In 2014, he moved to Charlotte, North Carolina, where he worked as a sideline reporter for the Charlotte Hornets' radio broadcasts and as a pregame host for the team's digital network.

During the COVID-19 pandemic in 2020, Sousa worked as a play-by-play broadcaster for Texas public high school football teams, and called five games that year. This helped him find work with Baylor University's softball and women's basketball teams, where he also called games.

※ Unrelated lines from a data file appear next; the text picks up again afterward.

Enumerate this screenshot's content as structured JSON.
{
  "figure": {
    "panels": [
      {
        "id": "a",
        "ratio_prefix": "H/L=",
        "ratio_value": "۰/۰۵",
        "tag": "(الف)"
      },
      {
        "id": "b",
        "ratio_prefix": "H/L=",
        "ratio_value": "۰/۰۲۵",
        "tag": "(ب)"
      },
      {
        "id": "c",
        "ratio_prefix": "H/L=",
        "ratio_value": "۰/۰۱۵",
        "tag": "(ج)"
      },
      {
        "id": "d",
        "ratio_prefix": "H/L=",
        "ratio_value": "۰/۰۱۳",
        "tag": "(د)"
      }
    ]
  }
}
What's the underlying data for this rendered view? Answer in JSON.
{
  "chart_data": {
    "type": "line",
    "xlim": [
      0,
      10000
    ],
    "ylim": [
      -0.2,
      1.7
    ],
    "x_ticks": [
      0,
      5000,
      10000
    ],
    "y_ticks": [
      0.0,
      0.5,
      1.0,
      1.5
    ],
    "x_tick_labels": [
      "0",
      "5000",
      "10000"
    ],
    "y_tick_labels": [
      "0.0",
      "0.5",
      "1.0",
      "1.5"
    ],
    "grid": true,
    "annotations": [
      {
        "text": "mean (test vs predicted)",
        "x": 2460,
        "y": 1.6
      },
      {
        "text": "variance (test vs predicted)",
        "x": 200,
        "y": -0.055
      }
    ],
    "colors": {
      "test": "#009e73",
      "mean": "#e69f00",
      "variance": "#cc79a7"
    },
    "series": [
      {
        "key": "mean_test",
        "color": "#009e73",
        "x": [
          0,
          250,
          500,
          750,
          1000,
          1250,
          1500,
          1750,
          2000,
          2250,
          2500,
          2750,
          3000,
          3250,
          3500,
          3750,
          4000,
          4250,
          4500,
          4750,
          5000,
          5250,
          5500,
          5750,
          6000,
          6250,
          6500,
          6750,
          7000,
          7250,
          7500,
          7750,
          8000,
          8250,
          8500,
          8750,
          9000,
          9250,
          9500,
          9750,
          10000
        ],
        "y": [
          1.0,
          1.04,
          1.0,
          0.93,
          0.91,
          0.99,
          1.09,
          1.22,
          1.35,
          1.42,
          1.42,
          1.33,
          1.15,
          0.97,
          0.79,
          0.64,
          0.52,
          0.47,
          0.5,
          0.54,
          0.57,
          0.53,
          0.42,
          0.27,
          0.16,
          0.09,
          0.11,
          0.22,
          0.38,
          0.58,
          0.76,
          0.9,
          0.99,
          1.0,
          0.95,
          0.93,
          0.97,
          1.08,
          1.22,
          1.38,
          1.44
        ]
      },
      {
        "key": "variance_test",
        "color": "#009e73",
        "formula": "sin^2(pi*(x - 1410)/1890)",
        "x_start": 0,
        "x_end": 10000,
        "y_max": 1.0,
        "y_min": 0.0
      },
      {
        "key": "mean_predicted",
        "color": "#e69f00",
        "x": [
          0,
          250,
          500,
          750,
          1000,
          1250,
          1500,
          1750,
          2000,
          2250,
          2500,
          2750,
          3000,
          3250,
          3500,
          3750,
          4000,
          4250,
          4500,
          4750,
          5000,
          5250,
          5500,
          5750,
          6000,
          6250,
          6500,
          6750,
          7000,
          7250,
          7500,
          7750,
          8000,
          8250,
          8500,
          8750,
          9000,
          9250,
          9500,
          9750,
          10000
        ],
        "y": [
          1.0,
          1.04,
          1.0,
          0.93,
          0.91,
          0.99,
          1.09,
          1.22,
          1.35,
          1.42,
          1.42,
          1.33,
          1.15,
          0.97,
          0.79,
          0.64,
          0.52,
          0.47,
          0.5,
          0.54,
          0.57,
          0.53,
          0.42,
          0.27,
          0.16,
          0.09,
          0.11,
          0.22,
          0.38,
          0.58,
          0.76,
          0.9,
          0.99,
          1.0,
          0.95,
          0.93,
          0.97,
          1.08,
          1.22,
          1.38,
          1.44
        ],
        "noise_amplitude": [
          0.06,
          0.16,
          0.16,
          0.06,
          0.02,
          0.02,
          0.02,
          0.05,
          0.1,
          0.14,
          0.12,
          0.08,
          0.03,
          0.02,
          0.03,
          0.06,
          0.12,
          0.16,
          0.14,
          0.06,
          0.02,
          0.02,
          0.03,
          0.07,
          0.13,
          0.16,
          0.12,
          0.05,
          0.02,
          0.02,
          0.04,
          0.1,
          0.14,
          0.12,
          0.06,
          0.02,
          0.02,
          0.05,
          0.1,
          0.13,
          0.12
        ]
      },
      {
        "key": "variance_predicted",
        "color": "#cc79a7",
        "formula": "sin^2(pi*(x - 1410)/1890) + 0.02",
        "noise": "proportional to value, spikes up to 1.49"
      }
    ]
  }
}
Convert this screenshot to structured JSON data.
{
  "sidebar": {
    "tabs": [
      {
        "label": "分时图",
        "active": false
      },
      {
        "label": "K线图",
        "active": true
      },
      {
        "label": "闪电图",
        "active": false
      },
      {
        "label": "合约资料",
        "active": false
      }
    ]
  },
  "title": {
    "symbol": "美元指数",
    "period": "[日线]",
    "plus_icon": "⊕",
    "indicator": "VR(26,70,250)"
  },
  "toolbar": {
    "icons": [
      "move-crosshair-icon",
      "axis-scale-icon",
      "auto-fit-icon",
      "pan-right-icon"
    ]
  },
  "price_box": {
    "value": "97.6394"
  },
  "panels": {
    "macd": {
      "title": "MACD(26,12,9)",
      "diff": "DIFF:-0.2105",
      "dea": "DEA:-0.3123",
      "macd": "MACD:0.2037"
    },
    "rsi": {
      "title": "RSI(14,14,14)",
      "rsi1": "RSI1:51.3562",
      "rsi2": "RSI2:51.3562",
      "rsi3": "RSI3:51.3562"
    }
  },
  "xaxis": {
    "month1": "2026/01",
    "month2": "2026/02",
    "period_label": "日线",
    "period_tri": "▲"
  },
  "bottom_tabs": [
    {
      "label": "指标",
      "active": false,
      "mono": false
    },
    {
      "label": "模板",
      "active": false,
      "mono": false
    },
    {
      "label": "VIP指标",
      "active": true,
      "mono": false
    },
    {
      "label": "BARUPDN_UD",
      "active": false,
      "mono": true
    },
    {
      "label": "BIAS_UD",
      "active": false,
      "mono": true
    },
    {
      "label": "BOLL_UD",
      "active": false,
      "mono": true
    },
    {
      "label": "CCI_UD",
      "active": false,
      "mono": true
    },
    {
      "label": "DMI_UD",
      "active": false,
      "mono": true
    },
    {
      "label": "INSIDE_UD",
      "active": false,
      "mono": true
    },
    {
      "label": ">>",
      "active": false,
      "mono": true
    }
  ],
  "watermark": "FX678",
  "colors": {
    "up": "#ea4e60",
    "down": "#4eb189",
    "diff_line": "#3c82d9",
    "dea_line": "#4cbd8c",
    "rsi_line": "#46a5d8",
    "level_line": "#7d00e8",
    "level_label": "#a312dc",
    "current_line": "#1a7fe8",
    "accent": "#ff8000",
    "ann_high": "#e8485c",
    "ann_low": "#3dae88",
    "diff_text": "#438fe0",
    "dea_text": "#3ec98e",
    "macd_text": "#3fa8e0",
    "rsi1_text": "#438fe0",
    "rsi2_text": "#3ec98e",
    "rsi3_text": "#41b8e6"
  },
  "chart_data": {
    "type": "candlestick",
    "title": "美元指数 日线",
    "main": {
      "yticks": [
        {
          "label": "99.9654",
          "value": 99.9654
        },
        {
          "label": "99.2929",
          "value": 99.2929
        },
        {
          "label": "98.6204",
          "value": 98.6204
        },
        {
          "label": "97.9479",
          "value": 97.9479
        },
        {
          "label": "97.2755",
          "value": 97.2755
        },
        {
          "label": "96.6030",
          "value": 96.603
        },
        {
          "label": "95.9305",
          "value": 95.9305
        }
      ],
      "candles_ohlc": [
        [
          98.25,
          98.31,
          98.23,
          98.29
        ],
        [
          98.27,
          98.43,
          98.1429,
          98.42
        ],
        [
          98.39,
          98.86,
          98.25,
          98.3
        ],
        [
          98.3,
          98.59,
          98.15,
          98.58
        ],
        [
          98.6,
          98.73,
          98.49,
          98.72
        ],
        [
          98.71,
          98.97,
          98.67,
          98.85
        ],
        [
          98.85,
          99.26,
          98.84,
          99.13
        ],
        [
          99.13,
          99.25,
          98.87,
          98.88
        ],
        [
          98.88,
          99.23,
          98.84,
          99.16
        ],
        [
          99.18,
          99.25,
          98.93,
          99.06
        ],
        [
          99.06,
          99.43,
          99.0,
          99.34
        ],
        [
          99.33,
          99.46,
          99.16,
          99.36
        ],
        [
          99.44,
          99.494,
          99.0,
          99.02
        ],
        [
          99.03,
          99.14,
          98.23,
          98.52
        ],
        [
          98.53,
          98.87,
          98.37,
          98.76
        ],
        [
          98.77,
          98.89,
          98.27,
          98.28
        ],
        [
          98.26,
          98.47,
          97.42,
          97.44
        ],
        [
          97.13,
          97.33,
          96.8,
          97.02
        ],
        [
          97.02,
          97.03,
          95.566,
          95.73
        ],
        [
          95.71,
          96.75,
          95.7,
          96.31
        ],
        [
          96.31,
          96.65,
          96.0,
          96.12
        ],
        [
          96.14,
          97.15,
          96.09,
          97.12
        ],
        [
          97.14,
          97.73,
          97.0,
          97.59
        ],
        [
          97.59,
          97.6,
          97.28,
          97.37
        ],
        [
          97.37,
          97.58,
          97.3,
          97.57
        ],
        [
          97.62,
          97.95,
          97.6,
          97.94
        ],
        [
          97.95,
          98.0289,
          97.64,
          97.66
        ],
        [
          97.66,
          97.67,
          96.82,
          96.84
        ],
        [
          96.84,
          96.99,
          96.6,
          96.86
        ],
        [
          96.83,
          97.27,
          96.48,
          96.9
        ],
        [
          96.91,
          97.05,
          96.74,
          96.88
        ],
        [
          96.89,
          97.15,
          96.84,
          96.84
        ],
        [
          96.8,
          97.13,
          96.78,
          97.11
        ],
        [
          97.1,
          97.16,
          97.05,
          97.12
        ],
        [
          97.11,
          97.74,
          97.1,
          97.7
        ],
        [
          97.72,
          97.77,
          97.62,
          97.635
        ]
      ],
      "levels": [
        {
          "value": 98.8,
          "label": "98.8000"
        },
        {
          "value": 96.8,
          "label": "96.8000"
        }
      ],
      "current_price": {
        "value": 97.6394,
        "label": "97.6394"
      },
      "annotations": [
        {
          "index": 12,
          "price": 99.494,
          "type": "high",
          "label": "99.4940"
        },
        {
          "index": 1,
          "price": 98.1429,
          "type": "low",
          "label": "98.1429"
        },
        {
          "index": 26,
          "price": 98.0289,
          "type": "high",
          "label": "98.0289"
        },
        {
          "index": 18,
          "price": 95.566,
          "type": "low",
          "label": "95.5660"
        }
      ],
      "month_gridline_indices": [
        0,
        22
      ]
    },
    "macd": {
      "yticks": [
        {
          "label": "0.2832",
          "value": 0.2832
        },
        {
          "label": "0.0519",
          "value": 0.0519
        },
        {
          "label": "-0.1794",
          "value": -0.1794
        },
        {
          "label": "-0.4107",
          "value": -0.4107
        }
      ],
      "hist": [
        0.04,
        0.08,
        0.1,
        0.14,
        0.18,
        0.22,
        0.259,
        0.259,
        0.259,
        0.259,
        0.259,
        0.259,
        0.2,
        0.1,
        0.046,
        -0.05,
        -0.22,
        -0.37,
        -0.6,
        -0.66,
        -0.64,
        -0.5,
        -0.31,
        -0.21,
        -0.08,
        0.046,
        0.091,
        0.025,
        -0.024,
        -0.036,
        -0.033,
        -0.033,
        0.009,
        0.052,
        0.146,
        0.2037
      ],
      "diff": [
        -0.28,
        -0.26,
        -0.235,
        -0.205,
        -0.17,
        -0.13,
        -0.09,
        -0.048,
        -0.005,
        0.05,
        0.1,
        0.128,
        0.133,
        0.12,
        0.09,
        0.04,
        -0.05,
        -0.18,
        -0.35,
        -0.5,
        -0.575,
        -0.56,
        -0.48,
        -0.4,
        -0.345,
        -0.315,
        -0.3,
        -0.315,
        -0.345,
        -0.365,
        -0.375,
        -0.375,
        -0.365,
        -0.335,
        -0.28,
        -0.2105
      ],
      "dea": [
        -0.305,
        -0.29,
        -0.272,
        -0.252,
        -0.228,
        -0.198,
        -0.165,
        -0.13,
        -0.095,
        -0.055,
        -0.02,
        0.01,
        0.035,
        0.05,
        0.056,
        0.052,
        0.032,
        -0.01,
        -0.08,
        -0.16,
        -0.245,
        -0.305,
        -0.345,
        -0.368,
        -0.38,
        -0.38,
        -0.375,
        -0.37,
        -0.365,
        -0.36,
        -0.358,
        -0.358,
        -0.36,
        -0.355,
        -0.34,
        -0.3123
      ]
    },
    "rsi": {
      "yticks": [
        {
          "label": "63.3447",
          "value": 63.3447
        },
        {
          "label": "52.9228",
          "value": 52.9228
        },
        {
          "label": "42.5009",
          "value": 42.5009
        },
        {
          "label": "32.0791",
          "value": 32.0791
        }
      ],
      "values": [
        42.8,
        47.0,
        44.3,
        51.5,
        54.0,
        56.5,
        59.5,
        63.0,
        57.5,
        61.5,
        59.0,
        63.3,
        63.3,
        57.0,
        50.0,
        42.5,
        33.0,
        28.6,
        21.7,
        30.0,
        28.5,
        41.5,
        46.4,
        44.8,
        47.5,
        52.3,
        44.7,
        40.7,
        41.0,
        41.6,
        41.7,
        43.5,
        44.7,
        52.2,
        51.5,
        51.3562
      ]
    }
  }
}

Sousa currently works as a play-by-play announcer for ESPN, calling college football, basketball, softball, and baseball games. He also serves as a host for the Big 12 Conference's Inside the 12 show.

== News anchor career ==

=== KNOE-TV ===
In 2015, Sousa moved to Monroe, Louisiana, where he worked as a news anchor for KNOE-TV's morning broadcast, Good Morning ArkLaMiss. He also anchored the noon news, covering topics like gun violence at churches, teen drug abuse, and hoarding. Sousa contributed to Emmy-nominated coverage of the 2016 historic flooding in Northeast Louisiana.

=== KWTX-TV ===
Sousa moved to Waco, Texas in 2017, where he continued work as a news anchor for KWTX-TV. He served as the host of KWTX-TV's Be Remarkable segment, where he highlighted people "who go above and beyond to positively impact the lives of others." Sousa worked with KWTX's Foster Care Project, where he highlighted children in need of a home.

== Radio personality career ==
In 2021, Sousa created a podcast, The Payoff with Pete Sousa, where he discusses sobriety and overcoming addiction with guest speakers, some of whom include former NFL, NBA, and MLB players. A year later, in 2022, he started the Pete Sousa Show, blending sports talk with his own life experiences. Some of his guests include former Villanova basketball Jay Wright, New York Times best-selling author Jeff Pearlman, and former WNBA player and coach Nancy Lieberman.

== Awards and honors ==
In 2017, while working at KNOE-TV, Sousa received a second-place award in the 2016 Mississippi-Louisiana Associated Press Broadcasters and Media Editors Television Division II Best Franchise Reporting category, alongside co-anchors Lacey Sharp and Chris Brown for the segment, "8 Ways to Care".

After joining KWTX-TV, Sousa and his co-anchor, Taina Maya, won first place in the 2018 Texas Associated Press Broadcasters Television II Morning Newscast category. Sousa and KWTX-TV subsequently received the same award a year later in 2019.

== Sobriety ==
After more than a decade of alcohol and drug addiction, Sousa reached what he called the "gift of desperation" and entered a rehabilitation center in 2011. After 30 days of treatment, he spent four months in a halfway house, working at KFC, which he noted, gave him "confidence and humility." His sobriety date is November 7 2011.